Sunday 30 September 2012

India's Macro-economic Analysis

Macro-economic analysis plays an important part in understanding the country's economy.

Here is an analysis of the crucial macro-economic indicators that drive India's economy:

1. GDP Growth
2. Financial markets
3. Inflation
4. Exchange rates
5. Industrial production
6. Interest rates
7. Commerce

GDP helps in measuring the merchandises and services manufactured within a country during a fiscal year. As of 2011, India's Nominal GDP is $1.676 trillion and is ranked 11th in the world. India's GDP (PPP) is $4.515 trillion and is ranked 3rd in the world. The country's GDP growth is 6.5% for the fiscal year 2012 and the GDP per capita is $1,388. The GDP for agriculture is 17.2%, whereas for services industry it is 56.4%.

The Indian financial market provides different financial products for fulfilling the monetary needs of different users. It helps in mobilising the savings of the economy. The Indian Financial markets provide different types of bonds, mutual funds and stock options to promote economic growth.

Inflation rate provides a comparison point for general price hikes against the basic buying capability.

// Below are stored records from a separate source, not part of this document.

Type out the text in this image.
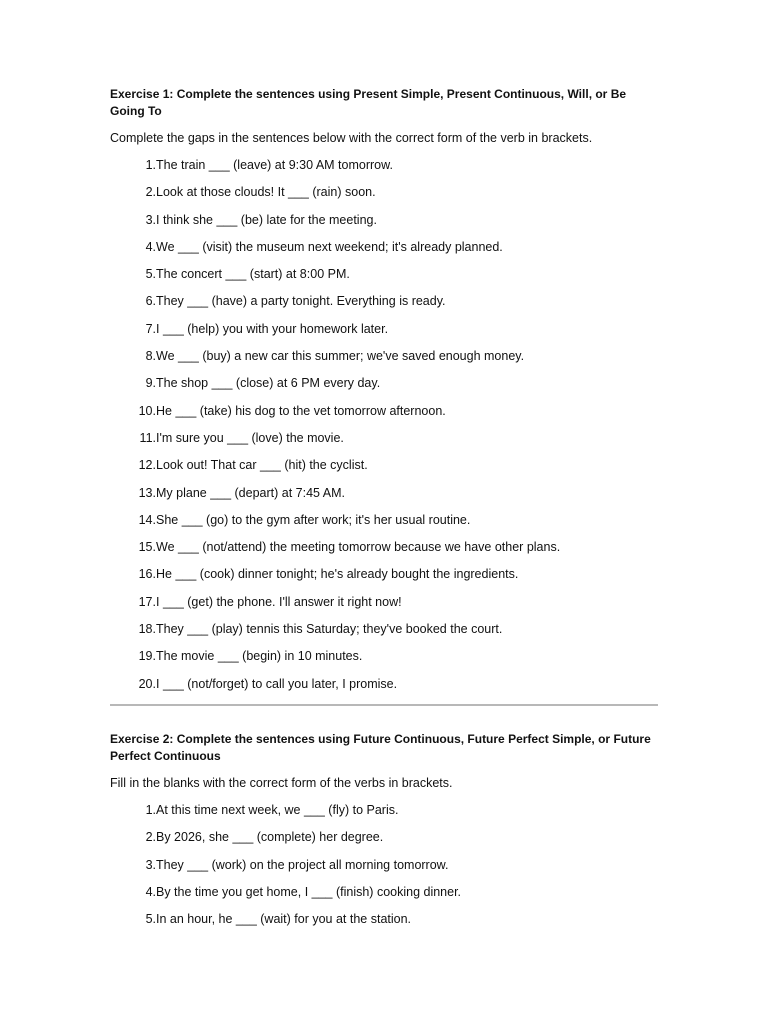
Exercise 1: Complete the sentences using Present Simple, Present Continuous, Will, or Be Going To

Complete the gaps in the sentences below with the correct form of the verb in brackets.

1. The train ___ (leave) at 9:30 AM tomorrow.
2. Look at those clouds! It ___ (rain) soon.
3. I think she ___ (be) late for the meeting.
4. We ___ (visit) the museum next weekend; it's already planned.
5. The concert ___ (start) at 8:00 PM.
6. They ___ (have) a party tonight. Everything is ready.
7. I ___ (help) you with your homework later.
8. We ___ (buy) a new car this summer; we've saved enough money.
9. The shop ___ (close) at 6 PM every day.
10. He ___ (take) his dog to the vet tomorrow afternoon.
11. I'm sure you ___ (love) the movie.
12. Look out! That car ___ (hit) the cyclist.
13. My plane ___ (depart) at 7:45 AM.
14. She ___ (go) to the gym after work; it's her usual routine.
15. We ___ (not/attend) the meeting tomorrow because we have other plans.
16. He ___ (cook) dinner tonight; he's already bought the ingredients.
17. I ___ (get) the phone. I'll answer it right now!
18. They ___ (play) tennis this Saturday; they've booked the court.
19. The movie ___ (begin) in 10 minutes.
20. I ___ (not/forget) to call you later, I promise.

Exercise 2: Complete the sentences using Future Continuous, Future Perfect Simple, or Future Perfect Continuous

Fill in the blanks with the correct form of the verbs in brackets.

1. At this time next week, we ___ (fly) to Paris.
2. By 2026, she ___ (complete) her degree.
3. They ___ (work) on the project all morning tomorrow.
4. By the time you get home, I ___ (finish) cooking dinner.
5. In an hour, he ___ (wait) for you at the station.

As of June 2012, India's Inflation rate is 7.25% and yearly average gross salary of an individual is $1,410. For the last 43 years, India's Inflation Rate has averaged 8%.

A significant portion of India's import expense is oil. Hike in oil price reduces value of Indian Rupee.

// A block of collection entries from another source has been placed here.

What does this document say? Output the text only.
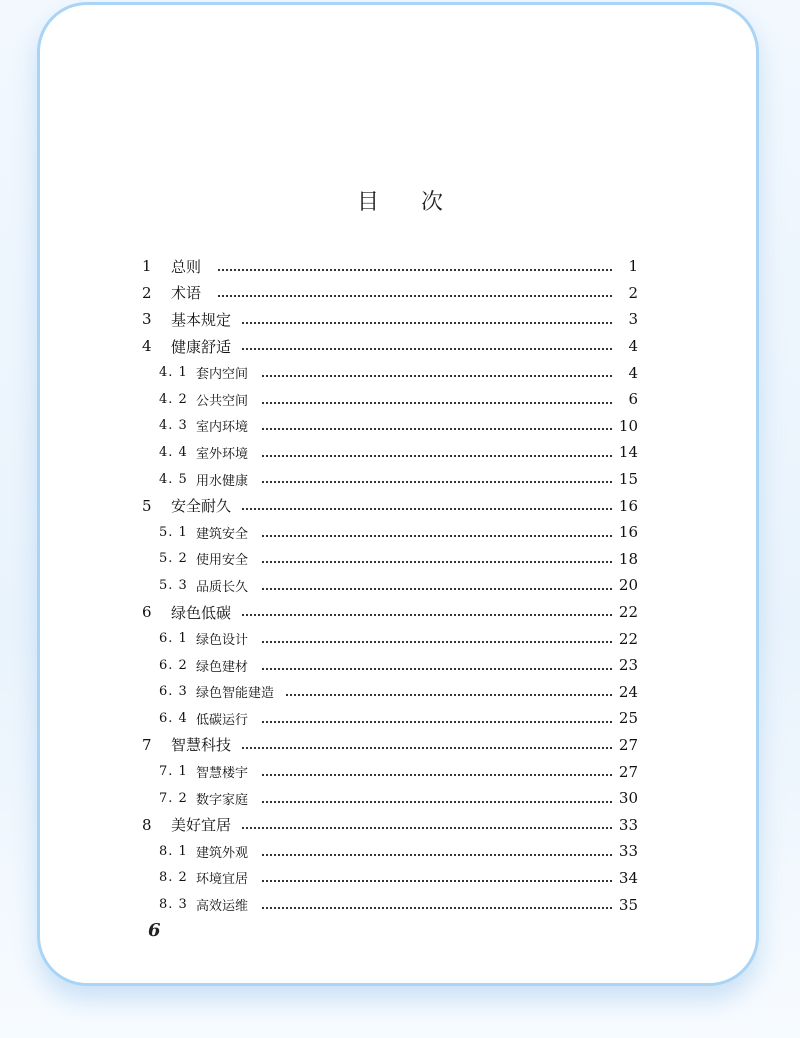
目次
1 总则	1
2 术语	2
3 基本规定	3
4 健康舒适	4
4. 1 套内空间	4
4. 2 公共空间	6
4. 3 室内环境	10
4. 4 室外环境	14
4. 5 用水健康	15
5 安全耐久	16
5. 1 建筑安全	16
5. 2 使用安全	18
5. 3 品质长久	20
6 绿色低碳	22
6. 1 绿色设计	22
6. 2 绿色建材	23
6. 3 绿色智能建造	24
6. 4 低碳运行	25
7 智慧科技	27
7. 1 智慧楼宇	27
7. 2 数字家庭	30
8 美好宜居	33
8. 1 建筑外观	33
8. 2 环境宜居	34
8. 3 高效运维	35
6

Below factors influence Indian Rupee:

1. Price of Oil
2. Economic data indicators
3. Interest rate changes
4. Policy changes
5. War and Natural disasters

In May 2012, India's Industrial Output increased by 2.4%. For the last 18 years, the Industrial Production has averaged 7.35%. It had reached an all-time low figure of -7.2 % during the recession in 2009.

India's major trades include software, cement, textiles, chemicals, food processing and steel.

Due to a lot of economic reforms, India is emerging as one of the global powers. Some experts believe that India's GDP will rise to 11% by 2025. This would make India one of the top 3 economies in the world.